For I was in a sort of spasm, though no tears came, and my sobs were more like the gasps of a person being suffocated, than like one in grief.

"If you will only be quiet, I will take you down, after a few hours, when they are all gone to their rooms. Pauline, you'll kill me; don't do so--Pauline, they'll hear you. Try not to do so; that's right--lie down and try to quiet yourself, poor child. I can't bear to go away; but there is Sophie on the stairs."

He had scarcely time to reach the hall before Sophie burst upon him with almost a shriek.

"What is this horrible affair, Richard? What a terrible disgrace and scandal! we never shall get over it. Will it get in the papers, do you think? I am so ill--I have been in such a state since the news came. Such a drive home as this has been! Oh, Richard, tell me all about it quickly. Where is Pauline? how does she bear it?" making for my door.

Richard put out his hand and stopped her. I had sprung up from the bed, and stood, trembling violently, at the further extremity of the room. I do not know what I meant to do if she came in, for I was almost beside myself at that moment.

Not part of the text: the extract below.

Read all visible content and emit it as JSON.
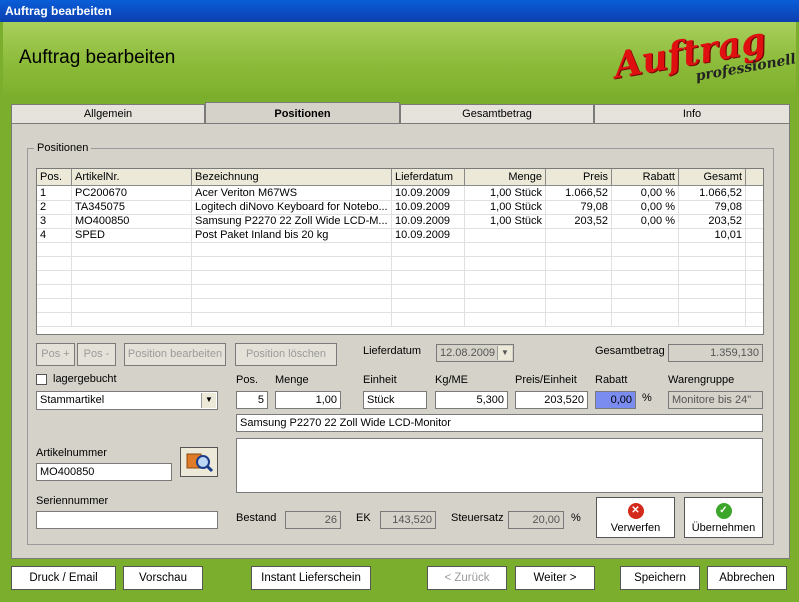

She was persistent, angry, agitated. How well I knew the curiosity that made her so intent to gain admission to me. It was not so much that I dreaded being a spectacle, as the horror and hatred I felt at being approached by her coldness and hypocrisy, while I was so sore and wounded. I was hardly responsible; I don't think I could have borne the touch of her hand.

But Richard saved me, and sent her away angry. I crept back to the bed, and lay down on it again. I heard the others whispering as they passed through the hall. Mary Leighton was crying; Charlotte was silent. I don't think I heard her voice at all.

After a long while I heard them go down, and go into the dining-room. They spoke in very subdued tones, and there was only the slightest movement of china and silver, to indicate that a meal was going on. But this seemed to give me a more frantic sense of change than anything else. I flung myself across the bed, and another of those dreadful, tearless spasms seized me. Everything--all life--was going on just the same; even in this very house they were eating and drinking as they ate and drank before--the very people who had talked with him this day; the very table at which he had sat this morning. Oh! they were so heartless and selfish: every one was; life itself was. I did not know where to turn for comfort. I had a feeling of dreading every one, of shrinking away from every one.

"Oh!" I said to myself, "if Richard is with them at the table, I never want to see him again."

But Richard was not with them. In a moment or two he came to the door, only to ask me if I wanted anything, and to say he would come back by-and-by.